The effects of acute whole body vibration as a recovery modality following high-intensity interval training in well-trained, middle-aged runners

Year: 2009

Edge J, Mündel T, Weir K, Cochrane DJ
Institute of Food, Nutrition and Human Health, Massey University, Palmerston North, New Zealand.
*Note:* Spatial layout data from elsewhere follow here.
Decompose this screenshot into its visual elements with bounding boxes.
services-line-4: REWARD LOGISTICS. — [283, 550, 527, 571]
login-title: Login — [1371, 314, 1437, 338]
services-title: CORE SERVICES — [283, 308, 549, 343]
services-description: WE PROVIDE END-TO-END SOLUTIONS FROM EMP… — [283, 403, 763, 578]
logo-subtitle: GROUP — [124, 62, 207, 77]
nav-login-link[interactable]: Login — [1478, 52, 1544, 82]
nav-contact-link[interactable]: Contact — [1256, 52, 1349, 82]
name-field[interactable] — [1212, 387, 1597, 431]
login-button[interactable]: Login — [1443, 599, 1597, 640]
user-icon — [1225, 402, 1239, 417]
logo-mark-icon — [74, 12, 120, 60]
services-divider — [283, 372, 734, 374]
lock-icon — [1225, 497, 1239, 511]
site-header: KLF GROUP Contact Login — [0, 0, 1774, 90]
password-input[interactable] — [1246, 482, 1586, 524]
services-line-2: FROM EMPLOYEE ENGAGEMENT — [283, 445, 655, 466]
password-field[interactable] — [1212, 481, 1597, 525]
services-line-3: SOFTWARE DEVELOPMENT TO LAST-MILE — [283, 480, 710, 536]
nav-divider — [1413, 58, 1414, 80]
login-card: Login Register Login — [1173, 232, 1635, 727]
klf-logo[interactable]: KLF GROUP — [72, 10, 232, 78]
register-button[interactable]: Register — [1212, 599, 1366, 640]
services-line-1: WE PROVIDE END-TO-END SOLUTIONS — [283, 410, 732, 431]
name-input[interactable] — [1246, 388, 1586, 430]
The main purpose of the present study was to examine the effects of acute whole body vibration (WBV) on recovery following a 3 km time trial (3 km TT) and high-intensity interval training (HIIT) (8 x 400 m). Post-HIIT measures included 3 km time-trial performance, exercise metabolism and markers of muscle damage (creatine kinase, CK) and inflammation (c-reactive protein, CRP). A second purpose was to determine the effects of a 3 km TT and HIIT on performance and metabolism the following day. Nine well-trained, middle-aged, male runners [(mean +/- SD) age 45 +/- 6 years, body mass 75 +/- 7 kg, VO2peak 58 +/- 5 ml kg(-1 )min(-1)] performed a constant pace run at 60 and 80% velocity at VO2peak (v VO2peak) followed by a 3-km TT and a 8 x 400-m HIIT session on two occasions. Following one occasion, the athletes performed 2 x 15 min of low frequency (12 Hz) WBV, whilst the other occasion was a non-WBV control. Twenty-four hours after each HIIT session (day 2) participants performed the constant pace run (60 and 80% v VO2peak) and 3 km TT again. There was a significant decrease in 3 km TT performance (~10 s) 24 h after the HIIT session (P < 0.05); however, there were no differences between conditions (control vs. vibration, P > 0.05). Creatine kinase was significantly elevated on day 2, though there were no differences between conditions (P > 0.05). VO2peak and blood lactate were lower on day 2 (P < 0.05), again with no differences between conditions (P > 0.05). These results show no benefit of WBV on running performance recovery following a HIIT session. However, we have shown that there may be acute alterations in metabolism 24 h following such a running session in well-trained, middle-aged runners.